ASTANA – The Kazakh Ministry of Finance, the Astana International Financial Centre (AIFC) and Euroclear Bank SA (Euroclear) have signed a memorandum on cooperation to develop a new international clearing system. The ministry will be able to place tenge bonds through Euroclear, the world’s largest bond clearing system.
“Providing non-residents direct access to the market of government securities through Euroclear will allow placing treasury bonds of the Ministry of Finance in more competitive conditions and potentially reduce the cost of borrowing due to the expansion of the investor base,” said Kazakh Finance Minister Bakhyt Sultanov.
The memorandum defines the intention to work in partnership to support creating a corresponding market environment and conditions for foreign investors in Kazakhstan’s local securities through the Euroclear system.
The timing to connect Kazakhstan’s debt market with Euroclear’s settlement system is not specified.
A joint project on non-residents’ access to government securities is expected to launch by the end of June. In the first half of 2017, non-residents bought a record amount of treasury bonds in tenge and National Bank notes worth $603 million, increasing its portfolio in tenge by 10 times, according to regulatory statistics.

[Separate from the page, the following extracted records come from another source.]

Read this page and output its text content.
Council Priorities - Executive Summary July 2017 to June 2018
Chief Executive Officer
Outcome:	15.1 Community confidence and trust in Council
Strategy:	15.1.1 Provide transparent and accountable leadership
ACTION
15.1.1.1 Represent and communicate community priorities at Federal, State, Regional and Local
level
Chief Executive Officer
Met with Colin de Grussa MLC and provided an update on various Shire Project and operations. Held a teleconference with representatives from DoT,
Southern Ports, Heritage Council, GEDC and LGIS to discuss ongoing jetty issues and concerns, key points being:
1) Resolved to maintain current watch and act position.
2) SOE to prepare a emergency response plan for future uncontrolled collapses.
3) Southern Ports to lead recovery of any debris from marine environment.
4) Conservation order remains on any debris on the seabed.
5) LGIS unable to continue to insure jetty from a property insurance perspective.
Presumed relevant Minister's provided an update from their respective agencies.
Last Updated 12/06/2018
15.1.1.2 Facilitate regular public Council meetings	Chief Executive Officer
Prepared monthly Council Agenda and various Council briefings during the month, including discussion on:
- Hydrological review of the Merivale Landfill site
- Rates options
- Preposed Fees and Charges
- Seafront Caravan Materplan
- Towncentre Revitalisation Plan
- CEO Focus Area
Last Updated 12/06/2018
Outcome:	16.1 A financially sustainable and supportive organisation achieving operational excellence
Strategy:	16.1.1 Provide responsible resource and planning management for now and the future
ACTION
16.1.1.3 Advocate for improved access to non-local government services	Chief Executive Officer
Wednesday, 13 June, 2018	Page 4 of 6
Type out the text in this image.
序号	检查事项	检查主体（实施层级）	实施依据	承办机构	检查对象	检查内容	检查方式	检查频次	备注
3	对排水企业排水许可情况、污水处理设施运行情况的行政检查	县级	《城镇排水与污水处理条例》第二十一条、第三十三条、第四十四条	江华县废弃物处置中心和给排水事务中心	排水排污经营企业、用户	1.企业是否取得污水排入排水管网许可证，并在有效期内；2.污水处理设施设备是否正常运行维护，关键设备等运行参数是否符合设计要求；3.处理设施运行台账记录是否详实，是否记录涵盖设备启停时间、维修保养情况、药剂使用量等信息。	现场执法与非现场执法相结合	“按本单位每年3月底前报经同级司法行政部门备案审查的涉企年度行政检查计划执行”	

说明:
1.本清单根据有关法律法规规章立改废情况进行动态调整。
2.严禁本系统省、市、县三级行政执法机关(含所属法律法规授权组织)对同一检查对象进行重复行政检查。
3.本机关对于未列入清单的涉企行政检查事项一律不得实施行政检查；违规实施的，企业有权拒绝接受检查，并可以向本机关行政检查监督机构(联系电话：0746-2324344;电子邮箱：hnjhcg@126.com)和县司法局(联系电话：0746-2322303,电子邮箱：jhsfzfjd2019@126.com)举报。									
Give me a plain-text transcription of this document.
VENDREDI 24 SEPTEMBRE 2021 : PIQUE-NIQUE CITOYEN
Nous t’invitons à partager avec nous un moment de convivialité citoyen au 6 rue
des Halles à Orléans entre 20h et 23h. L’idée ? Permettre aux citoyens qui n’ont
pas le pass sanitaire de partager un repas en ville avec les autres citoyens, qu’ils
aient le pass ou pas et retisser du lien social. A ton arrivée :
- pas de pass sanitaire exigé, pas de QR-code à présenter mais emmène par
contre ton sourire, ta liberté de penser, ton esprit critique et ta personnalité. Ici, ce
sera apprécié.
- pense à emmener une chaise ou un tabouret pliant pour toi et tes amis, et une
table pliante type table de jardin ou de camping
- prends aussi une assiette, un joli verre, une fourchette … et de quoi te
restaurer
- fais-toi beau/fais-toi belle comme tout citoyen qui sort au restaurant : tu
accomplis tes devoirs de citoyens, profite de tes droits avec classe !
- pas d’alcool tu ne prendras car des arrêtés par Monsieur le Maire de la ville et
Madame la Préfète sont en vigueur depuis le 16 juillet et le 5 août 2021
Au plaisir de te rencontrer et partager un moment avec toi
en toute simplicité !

The main demand from non-residents is observed on financial controller’s short-term notes, which represent 92 percent of all investments in Kazakhstan’s public debt. The yield on government securities attracts foreign investors looking for the riskiest assets.
A similar trend has been observed in Russia, where the demand for ruble bonds attracts currency speculators from around the world. Kerry-trade, where speculators earn on the difference in interest rates, is one of the most popular investment strategies in the stock and currency markets. In practice, it is expressed in borrowing at low rates in one currency, then reinvesting those funds in another currency or its derivative at a higher interest income.
The average annual exchange rate of 331.22 tenge per U.S. dollar for January-November 2017 strengthened by 3 percent compared to the same period of the previous year. The weighted average yield in October on seven-day, monthly, three-month and biannual notes was 9.25 percent, 9.3 percent, 9.21 percent and 9.09 percent respectively.
The yield on annual notes in October was 8.73 percent. Kazakhstan’s debt securities are issued by the state through the Ministry of Finance in the form of treasury bonds and the National Bank in the form of short, medium and long-term notes. As of Oct. 1, the state and state guaranteed debt was 12.9 trillion tenge (US$37.8 billion), according to the Ministry of Finance.
The National Bank concluded a similar agreement Jan. 16 with Clearstream, a smaller competitor.